According to the Boston Globe, the Boston City Council is looking for a way to make citywide elections "more inclusive" of those who live and work in the city of Boston, including people who may not have the right to vote under the United States Constitution.
If the council votes Tuesday to enact the measure, Bostonians who are "legal permanent residents," possess a valid work visa, or who fall under the protection of the Deferred Action for Childhood Arrivals (DACA) Act, will be able cast a ballot to vote for mayor, city council, and other local offices.
Those without U.S. citizenship would still be restricted from casting a ballot in federal or Massachusetts state elections.

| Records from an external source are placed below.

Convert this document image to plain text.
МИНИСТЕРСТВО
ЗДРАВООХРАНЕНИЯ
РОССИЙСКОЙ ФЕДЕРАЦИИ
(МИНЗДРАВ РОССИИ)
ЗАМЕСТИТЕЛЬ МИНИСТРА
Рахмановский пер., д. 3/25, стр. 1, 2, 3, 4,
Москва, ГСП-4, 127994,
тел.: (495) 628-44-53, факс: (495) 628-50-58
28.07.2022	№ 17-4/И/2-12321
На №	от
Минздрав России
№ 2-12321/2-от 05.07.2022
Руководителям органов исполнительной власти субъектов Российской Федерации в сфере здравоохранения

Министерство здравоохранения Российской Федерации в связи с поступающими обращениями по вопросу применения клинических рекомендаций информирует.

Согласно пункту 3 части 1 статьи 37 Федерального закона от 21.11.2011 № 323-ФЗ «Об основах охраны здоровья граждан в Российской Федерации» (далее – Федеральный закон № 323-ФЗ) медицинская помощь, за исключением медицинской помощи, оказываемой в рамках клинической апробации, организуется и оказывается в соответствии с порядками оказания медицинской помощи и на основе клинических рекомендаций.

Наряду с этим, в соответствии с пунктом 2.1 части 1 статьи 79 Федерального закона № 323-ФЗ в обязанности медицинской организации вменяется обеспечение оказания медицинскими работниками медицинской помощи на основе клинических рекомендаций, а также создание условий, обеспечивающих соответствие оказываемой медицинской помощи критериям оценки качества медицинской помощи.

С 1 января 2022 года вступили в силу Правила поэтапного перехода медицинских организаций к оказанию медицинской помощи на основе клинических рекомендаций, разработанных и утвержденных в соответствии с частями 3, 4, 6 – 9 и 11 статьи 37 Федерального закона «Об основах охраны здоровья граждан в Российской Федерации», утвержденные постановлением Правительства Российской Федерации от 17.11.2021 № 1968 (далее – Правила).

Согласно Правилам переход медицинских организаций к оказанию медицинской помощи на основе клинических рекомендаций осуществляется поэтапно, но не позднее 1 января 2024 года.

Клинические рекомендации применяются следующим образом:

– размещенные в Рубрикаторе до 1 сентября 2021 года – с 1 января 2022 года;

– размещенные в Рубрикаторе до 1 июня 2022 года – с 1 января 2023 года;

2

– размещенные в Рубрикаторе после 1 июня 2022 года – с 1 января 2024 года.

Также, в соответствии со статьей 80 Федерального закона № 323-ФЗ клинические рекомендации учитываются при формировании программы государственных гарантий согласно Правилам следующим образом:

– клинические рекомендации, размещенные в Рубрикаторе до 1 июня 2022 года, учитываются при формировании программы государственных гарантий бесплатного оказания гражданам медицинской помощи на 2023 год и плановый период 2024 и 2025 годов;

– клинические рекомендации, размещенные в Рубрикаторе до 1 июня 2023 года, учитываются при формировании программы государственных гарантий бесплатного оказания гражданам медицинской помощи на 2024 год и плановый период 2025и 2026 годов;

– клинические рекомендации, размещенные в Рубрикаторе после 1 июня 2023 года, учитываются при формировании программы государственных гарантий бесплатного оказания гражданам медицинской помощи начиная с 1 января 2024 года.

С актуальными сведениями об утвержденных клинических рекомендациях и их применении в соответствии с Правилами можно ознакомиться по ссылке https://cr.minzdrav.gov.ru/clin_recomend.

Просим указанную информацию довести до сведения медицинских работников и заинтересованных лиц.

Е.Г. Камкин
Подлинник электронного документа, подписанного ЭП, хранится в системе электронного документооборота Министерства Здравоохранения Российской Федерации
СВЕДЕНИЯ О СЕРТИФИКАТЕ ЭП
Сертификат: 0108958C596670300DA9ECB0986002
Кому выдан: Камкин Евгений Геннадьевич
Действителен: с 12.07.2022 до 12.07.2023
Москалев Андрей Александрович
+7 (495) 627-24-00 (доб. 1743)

Boston's Council president claims that more than 190,000 non-U.S. citizens live within Boston's borders. That same group, the Council president says, has paid more than $116 million in local taxes, which should, she argues, give them the right to make local decisions.
But as other members of the city council have pointed out, there's a reason why non-citizens aren't given the privilege of casting ballots.
“Voting is a U.S. citizen’s privilege, it’s the ultimate privilege,” City Councilor Tim McCarthy told the Boston Herald. “And I for one will continue to fight that it remains that way. ... Voting for noncitizens is a step too far.”